Analysing data with NaNs. NaN is a special value of `float32` and `float64` arrays used to designate Not-a-Number values. For example:

arr = np.array([1,2,3,4,5,np.nan,7,8,9], dtype=np.float32)

arr

To compute statistics on arrays containing NaN values, Numpy has special versions of common functions such as `mean`, `std` or `sum` that ignore the NaN values:

print(np.mean(arr))

print(np.nanmean(arr))

We have been previously filtering out water and cloud effects from images by setting the pixels to `0`. However, if we are interested in performing statistics to summarise the information in the image, this could be problematic. For example, consider the following uint16 array in which the value `0` designates no data. If we want to compute the mean of all the valid values, we can do converting the array to float type and then assigning the value `0` to NaN.
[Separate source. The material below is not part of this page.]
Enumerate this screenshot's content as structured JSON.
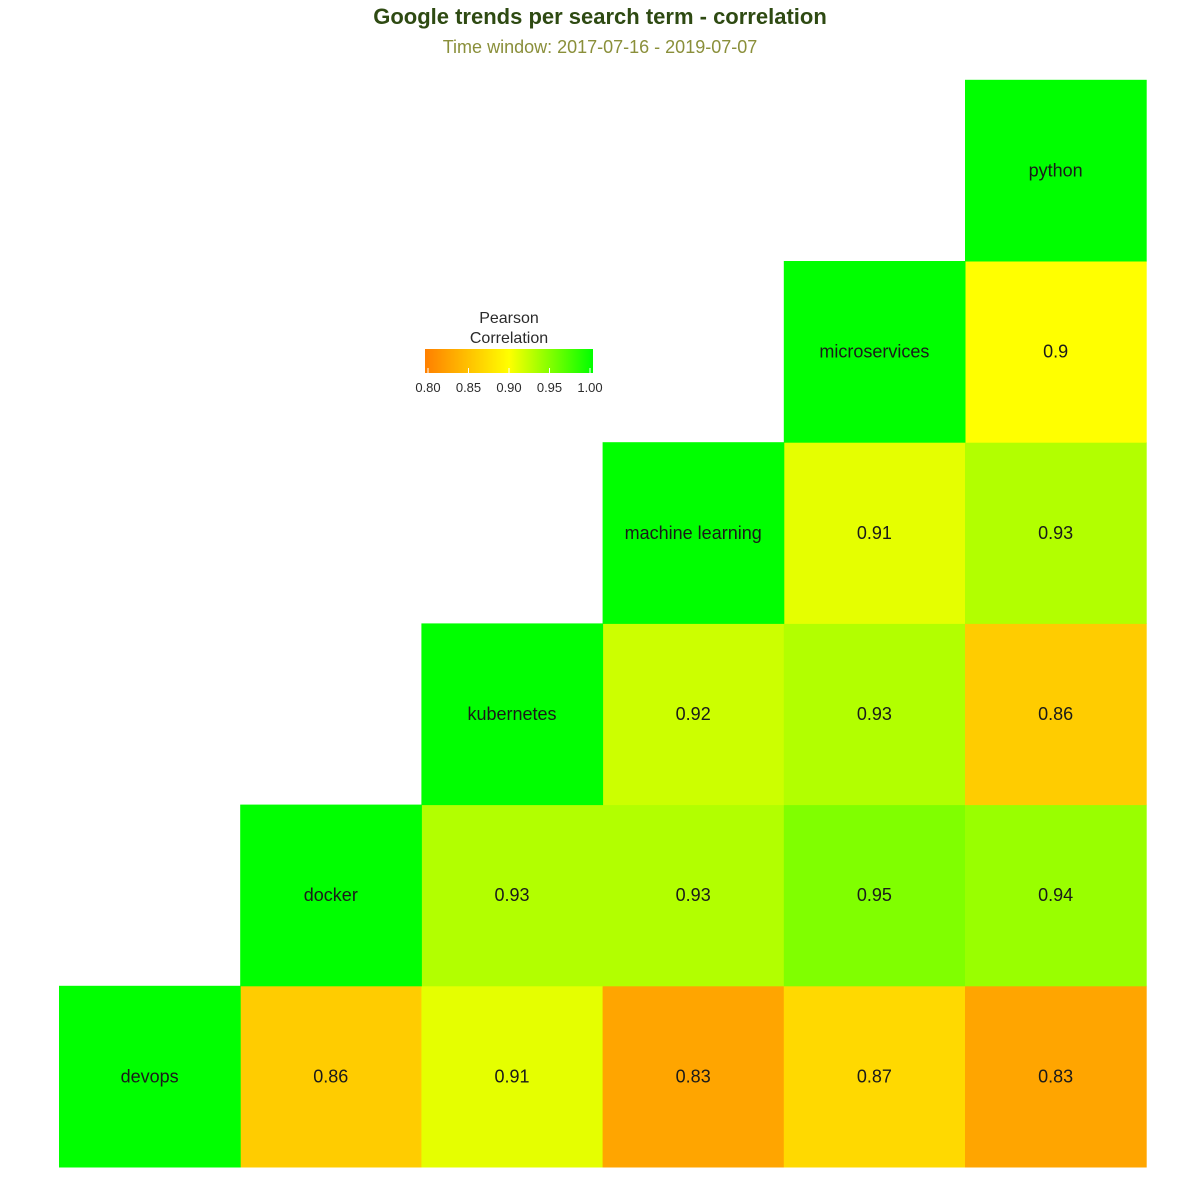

arr = np.array([234,243,0,231,219,0,228,220,237], dtype=np.uint16)

print("0s mean:", np.mean(arr))

arr = arr.astype(np.float32)
arr[arr==0]=np.nan

print("NaNs mean:", np.nanmean(arr))

Exercise 4.6: Can you calculate the mean value of the green channel for just the area covered with grass in the following image?

# 1.- Load the image
im = imageio.imread('data/land_mask.png')

# 2.- Select green channel
im = ?

# 3.- Change the type of im to float32
im = ?

# 4.- Use the previous boolean array to set all pixels other than grass to NaN
im?

# You should see the all NaN regions white
plt.imshow(im)

# 5.- Calculate the mean value
answ = ?

check_answer("4.6", int(answ))